The Mummy is a slapdash affair that, assuming it ever did know what it wanted to do with itself, lost its raison d'ĂȘtre somewhere in the process of however many re-writes it took to reduce the importance its villain so that the protagonist could occupy the roles of both hero and monster. Here's Ahmanet's deal: her life was perfect and then her brother was born and ruined everything for her (been there, get that) so she turned to evil. Now, having been released back into the world, she's determined to get Nick so that Set can take over his body. This would fulfill her pact with the deity and unlock the power she's been promised... even though she's clearly already pretty powerful (what with rising from the dead and having the power to raise the dead around her to do her bidding). At best, killing Nick so that Set can take his body will make her less powerful because it will make her the second most powerful creature in the vicinity, meaning that her pursuit of Nick is one that will see her trading her position of dominance for one of submission (at one point she tries to seduce Nick to the dark side by promising to be his Queen, by which she means consort not ruler). The film's whole conception of her is one of subservience - her power in life determined by the men around her, her power in undeath determined by the men around her - and she exists less as a character in her own right than as a plot device for Nick's "origin" story.
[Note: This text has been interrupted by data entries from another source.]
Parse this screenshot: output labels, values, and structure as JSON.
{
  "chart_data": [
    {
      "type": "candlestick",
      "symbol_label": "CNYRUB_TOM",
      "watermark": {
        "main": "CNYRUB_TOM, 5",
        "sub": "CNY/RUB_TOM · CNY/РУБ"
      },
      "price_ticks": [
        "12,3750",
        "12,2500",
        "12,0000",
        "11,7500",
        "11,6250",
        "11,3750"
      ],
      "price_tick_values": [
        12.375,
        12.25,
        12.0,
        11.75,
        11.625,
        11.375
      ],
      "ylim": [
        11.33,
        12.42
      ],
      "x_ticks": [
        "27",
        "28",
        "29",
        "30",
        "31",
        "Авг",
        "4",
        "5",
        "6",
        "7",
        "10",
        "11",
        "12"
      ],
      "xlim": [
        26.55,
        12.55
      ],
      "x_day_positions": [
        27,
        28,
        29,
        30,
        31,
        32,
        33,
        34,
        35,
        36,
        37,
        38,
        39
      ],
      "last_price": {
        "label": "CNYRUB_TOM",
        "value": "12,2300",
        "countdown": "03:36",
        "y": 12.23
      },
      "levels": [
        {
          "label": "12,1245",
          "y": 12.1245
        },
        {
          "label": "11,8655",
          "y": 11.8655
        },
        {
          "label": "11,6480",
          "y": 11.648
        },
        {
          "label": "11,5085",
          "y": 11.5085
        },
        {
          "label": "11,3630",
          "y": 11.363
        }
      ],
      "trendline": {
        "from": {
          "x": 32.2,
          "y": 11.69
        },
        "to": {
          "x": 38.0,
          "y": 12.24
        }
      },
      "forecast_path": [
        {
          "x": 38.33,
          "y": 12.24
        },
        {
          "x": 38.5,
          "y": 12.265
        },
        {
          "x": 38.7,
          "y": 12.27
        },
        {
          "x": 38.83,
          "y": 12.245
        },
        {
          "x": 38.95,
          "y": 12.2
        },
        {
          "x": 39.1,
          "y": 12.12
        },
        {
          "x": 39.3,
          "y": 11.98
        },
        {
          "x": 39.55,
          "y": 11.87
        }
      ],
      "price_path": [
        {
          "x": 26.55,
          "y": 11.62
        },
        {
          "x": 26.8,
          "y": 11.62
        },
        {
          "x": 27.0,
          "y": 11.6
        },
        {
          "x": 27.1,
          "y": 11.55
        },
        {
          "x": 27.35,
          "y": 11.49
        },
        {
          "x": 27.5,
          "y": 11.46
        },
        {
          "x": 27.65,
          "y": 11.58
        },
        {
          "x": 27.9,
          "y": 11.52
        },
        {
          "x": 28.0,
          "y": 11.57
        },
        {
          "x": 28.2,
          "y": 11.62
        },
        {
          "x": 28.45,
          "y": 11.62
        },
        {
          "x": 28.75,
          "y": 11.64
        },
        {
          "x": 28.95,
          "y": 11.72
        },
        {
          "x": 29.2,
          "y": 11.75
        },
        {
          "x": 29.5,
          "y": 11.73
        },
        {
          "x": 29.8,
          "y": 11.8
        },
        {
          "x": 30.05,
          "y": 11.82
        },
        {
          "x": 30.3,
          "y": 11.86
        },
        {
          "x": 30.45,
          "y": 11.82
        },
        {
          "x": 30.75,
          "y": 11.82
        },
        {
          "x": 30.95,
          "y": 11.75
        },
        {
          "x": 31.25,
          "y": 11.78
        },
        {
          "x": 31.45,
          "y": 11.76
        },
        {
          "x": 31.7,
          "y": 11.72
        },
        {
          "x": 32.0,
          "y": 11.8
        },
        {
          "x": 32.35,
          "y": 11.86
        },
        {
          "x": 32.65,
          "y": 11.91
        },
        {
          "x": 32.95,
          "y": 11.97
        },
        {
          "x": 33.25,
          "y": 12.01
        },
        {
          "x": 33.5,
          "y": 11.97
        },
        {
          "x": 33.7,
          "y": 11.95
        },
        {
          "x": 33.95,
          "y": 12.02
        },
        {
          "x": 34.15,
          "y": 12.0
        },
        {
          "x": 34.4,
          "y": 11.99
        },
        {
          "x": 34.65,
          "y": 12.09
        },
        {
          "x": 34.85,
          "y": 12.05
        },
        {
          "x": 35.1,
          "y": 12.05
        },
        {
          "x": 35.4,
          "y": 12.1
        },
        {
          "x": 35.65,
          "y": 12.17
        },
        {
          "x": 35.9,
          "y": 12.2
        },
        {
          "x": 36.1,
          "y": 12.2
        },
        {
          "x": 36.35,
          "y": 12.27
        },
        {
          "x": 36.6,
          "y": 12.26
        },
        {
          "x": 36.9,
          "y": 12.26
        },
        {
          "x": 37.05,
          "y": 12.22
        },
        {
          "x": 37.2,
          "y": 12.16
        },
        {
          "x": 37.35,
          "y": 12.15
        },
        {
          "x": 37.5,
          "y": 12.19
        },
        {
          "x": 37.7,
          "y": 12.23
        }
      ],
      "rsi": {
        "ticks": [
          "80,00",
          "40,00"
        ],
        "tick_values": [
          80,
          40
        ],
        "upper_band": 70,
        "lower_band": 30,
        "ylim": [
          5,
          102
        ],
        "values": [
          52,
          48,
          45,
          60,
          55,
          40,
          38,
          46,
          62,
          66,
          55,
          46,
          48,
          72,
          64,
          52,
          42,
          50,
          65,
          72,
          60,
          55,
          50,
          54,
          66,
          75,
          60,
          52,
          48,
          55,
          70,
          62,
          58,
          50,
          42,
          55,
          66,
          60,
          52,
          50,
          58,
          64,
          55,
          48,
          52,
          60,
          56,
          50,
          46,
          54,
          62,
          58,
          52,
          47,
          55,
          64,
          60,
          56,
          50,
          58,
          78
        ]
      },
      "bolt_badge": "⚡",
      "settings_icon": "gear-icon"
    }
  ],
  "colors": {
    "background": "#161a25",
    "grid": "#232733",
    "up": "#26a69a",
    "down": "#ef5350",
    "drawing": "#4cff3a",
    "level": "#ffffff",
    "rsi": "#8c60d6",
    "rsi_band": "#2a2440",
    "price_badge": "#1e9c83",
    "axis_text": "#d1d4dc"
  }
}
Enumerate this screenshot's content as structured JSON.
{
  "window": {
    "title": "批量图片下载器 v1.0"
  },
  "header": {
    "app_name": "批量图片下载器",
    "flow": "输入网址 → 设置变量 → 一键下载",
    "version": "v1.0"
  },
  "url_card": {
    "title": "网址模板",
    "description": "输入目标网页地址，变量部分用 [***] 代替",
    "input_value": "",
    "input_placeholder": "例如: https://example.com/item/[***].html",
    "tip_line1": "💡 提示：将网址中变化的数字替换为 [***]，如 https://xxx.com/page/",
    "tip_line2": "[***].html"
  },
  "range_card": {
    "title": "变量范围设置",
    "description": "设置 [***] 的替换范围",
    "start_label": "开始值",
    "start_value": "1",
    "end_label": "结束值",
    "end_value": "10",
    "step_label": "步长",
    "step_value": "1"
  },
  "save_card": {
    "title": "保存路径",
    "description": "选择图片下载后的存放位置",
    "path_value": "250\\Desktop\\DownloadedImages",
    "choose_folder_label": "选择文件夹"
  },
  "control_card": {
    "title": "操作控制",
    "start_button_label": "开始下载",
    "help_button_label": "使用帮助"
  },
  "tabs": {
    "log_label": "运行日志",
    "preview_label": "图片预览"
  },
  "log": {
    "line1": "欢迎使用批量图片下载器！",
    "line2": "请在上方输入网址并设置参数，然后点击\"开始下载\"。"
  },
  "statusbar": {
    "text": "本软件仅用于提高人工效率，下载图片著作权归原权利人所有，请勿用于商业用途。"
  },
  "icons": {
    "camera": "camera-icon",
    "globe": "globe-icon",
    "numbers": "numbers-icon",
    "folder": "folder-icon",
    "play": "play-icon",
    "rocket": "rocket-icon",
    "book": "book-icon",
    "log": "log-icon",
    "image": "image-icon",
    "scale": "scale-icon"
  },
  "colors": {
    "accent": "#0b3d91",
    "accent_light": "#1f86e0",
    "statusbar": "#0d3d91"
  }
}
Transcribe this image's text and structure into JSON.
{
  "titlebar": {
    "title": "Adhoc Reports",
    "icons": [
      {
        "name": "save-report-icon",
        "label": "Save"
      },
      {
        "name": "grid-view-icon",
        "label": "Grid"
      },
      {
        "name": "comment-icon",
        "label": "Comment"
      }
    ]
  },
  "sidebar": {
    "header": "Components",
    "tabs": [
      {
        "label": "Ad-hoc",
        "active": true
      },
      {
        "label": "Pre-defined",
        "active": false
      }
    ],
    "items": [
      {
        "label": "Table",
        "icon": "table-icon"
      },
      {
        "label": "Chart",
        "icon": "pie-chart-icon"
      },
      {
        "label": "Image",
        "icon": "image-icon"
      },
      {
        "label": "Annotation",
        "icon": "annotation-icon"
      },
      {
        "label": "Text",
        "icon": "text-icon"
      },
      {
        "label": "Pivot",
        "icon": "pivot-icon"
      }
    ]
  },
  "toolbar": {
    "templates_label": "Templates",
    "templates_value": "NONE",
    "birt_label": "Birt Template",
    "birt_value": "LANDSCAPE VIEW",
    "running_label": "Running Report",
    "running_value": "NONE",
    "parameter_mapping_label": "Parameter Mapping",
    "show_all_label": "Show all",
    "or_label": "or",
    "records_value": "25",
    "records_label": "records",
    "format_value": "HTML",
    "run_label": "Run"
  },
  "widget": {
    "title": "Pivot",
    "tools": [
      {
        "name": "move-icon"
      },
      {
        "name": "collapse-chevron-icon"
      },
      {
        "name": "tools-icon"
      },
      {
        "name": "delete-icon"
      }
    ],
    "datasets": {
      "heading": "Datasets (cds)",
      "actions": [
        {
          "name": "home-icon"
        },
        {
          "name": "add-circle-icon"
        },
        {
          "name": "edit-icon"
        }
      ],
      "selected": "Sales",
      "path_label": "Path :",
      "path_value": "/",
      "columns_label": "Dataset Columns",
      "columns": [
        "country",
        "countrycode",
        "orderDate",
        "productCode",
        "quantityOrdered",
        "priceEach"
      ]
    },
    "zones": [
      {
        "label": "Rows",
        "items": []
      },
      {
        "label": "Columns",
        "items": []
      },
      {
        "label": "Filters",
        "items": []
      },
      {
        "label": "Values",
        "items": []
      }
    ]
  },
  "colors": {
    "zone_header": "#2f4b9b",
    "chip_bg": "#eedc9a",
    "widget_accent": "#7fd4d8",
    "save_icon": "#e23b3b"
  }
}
While The Mummy has a few decently entertaining moments, such as Nick fleeing from zombies underwater, everything about it is so half-assed that nothing really works as it should. The "love story" is unconvincing despite turning out to be the linchpin of the narrative. The comedic beats largely fall flat, more often than not coming across as forced. The CGI isn't particularly impressive, especially in light of the film's $125 million production budget, and nothing about it made me curious to see where the series will go from here. When you get right down to it, The Mummy is little more than a generic action movie, a film that has nothing of the enduring sinister charm of Universal's original monster movies and which does nothing to distinguish itself from any number of other movies. It would have been better off left in the vault.